How long would it take to go via every single one of the 270 stations on the London Tube map? Most of us would shrug at the question, having no desire whatsoever to even consider spending enough time within the claustrophobic, sweaty confines of the Underground to find out. Geoff Marshall, however, is not like most of us, and his subterranean hobby has turned into an epic and competitive World Record breaking challenge.
Marshall’s show is entertaining and refreshing.
Marshall first broke the Tube Challenge Guinness World Record in May of 2004 and has been determined to hold the title ever since. Overall, he has attempted it 26 times. Despite having been beaten by other eager competitors over the years, he has made his way back to the top and is the current champion, having completed the challenge in 16 hours, 20 minutes and 27 seconds in August of 2013. Despite a PowerPoint stretched across so many screens that it’s barely legible, Marshall’s blend of anecdote, information and video clips proves a pleasant hour on a topic you might otherwise never look into.

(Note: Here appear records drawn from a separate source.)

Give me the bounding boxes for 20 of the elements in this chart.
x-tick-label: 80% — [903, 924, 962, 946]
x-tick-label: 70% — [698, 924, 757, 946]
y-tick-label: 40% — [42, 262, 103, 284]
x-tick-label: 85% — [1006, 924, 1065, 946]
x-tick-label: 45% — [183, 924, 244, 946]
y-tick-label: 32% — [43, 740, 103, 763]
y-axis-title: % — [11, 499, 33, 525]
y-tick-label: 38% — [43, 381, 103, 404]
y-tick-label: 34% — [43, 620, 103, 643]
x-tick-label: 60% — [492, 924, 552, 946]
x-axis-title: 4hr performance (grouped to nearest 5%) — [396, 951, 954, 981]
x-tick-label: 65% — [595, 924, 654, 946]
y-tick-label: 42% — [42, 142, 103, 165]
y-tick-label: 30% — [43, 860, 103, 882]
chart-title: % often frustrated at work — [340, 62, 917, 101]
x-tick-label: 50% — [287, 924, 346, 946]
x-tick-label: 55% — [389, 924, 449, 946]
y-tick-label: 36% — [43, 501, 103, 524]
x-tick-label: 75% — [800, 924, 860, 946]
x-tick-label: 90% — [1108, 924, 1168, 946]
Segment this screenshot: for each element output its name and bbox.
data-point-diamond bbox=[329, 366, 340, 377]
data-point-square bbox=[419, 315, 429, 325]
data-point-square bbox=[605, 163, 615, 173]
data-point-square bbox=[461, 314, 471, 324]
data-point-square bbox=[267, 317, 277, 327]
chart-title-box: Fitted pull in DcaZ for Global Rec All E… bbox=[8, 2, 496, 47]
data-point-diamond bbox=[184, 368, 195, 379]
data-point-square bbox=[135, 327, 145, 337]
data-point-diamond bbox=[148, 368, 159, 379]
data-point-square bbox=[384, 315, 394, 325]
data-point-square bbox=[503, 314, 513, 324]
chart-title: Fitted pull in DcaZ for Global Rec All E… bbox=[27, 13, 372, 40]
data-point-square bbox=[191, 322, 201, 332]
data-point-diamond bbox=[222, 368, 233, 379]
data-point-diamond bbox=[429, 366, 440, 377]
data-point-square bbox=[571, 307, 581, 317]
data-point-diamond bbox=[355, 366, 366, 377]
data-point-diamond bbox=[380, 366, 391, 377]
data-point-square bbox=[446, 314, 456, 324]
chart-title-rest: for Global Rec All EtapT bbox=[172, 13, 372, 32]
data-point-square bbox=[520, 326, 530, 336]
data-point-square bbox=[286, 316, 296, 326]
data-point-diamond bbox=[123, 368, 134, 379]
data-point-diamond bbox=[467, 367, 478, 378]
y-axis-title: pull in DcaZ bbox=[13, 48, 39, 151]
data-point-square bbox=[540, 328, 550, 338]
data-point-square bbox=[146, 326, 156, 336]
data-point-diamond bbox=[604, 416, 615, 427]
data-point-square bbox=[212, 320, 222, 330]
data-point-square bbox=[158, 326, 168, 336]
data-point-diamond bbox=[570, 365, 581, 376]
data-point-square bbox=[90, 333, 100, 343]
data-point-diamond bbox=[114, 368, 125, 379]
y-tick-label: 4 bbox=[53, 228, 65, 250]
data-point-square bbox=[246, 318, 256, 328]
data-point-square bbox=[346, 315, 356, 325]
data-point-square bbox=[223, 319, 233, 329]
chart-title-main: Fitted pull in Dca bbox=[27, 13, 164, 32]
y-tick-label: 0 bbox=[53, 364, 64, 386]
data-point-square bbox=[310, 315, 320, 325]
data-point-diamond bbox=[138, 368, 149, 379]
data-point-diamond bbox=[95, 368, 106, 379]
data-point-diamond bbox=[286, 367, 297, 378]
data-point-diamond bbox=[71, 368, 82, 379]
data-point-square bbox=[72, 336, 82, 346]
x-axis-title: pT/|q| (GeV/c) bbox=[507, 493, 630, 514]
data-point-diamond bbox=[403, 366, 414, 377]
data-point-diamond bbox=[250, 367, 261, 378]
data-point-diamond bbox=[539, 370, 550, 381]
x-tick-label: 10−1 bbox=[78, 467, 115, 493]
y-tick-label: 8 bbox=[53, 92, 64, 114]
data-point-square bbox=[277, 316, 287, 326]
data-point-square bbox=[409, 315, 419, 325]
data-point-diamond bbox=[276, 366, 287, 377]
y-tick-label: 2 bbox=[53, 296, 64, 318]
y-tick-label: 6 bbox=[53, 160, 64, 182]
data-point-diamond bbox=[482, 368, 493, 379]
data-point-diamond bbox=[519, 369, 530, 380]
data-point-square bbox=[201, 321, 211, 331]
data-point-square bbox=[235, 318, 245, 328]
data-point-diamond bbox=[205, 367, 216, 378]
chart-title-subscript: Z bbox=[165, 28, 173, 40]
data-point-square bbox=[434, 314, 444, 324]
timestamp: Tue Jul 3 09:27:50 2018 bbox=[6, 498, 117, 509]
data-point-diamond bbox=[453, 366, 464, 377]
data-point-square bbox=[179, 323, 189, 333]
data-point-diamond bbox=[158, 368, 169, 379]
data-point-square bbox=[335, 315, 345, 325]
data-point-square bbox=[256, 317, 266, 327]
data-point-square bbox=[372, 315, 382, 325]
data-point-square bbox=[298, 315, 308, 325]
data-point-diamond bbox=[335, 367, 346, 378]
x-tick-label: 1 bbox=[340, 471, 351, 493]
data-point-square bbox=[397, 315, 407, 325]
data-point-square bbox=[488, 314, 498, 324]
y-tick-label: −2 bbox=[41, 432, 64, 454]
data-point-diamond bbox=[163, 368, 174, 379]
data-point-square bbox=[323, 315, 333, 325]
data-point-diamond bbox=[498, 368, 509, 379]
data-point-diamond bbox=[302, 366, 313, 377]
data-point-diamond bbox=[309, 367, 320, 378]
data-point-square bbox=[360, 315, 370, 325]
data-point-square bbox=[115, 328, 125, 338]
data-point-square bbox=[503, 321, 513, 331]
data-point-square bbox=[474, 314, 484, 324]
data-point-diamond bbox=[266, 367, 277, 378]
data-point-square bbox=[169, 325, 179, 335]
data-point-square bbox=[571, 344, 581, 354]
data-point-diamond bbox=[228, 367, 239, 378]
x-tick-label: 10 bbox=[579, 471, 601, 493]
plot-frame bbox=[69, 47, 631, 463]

Bringing the most obscure of hobbies into the spotlight, Marshall gives an interesting and funny account of the trials and tribulations that the Tube Challenge presents. This does not just involve getting on each line and sitting on it until it reaches the end: Tube Challengers run between the end stations of different lines to save as much time as possible. Nothing is left down to chance. Everything is calculated, from what exit to take to get out of the station quickest, to how to sidestep the time-consuming act of going to the toilet.
Marshall goes beyond mere anecdotes of the challenge, revealing how his hobby morphed into a web forum, a radio appearance, a BBC program and an undesired invitation to join the Big Brother household. He explores the viciousness of social media and how it has distorted his initially harmless intentions. This addition to the simple storytelling of his experiences is a nice touch, although at times he tries to add too much of a moralising undertone to his story, as though it is not strong enough in itself to hold its own. Marshall is overly self-deprecatory, perhaps a little too convinced of the triviality of what you might call his own personal life-mission. He underestimates our interest in what he does by unnecessarily branding himself a ‘train geek’ that struggles with sociability.
Marshall’s show is entertaining and refreshing. And although he won’t reveal all of his time-saving secrets, he might give Londoners a few welcome tips on how to shave a few precious minutes off their daily commute.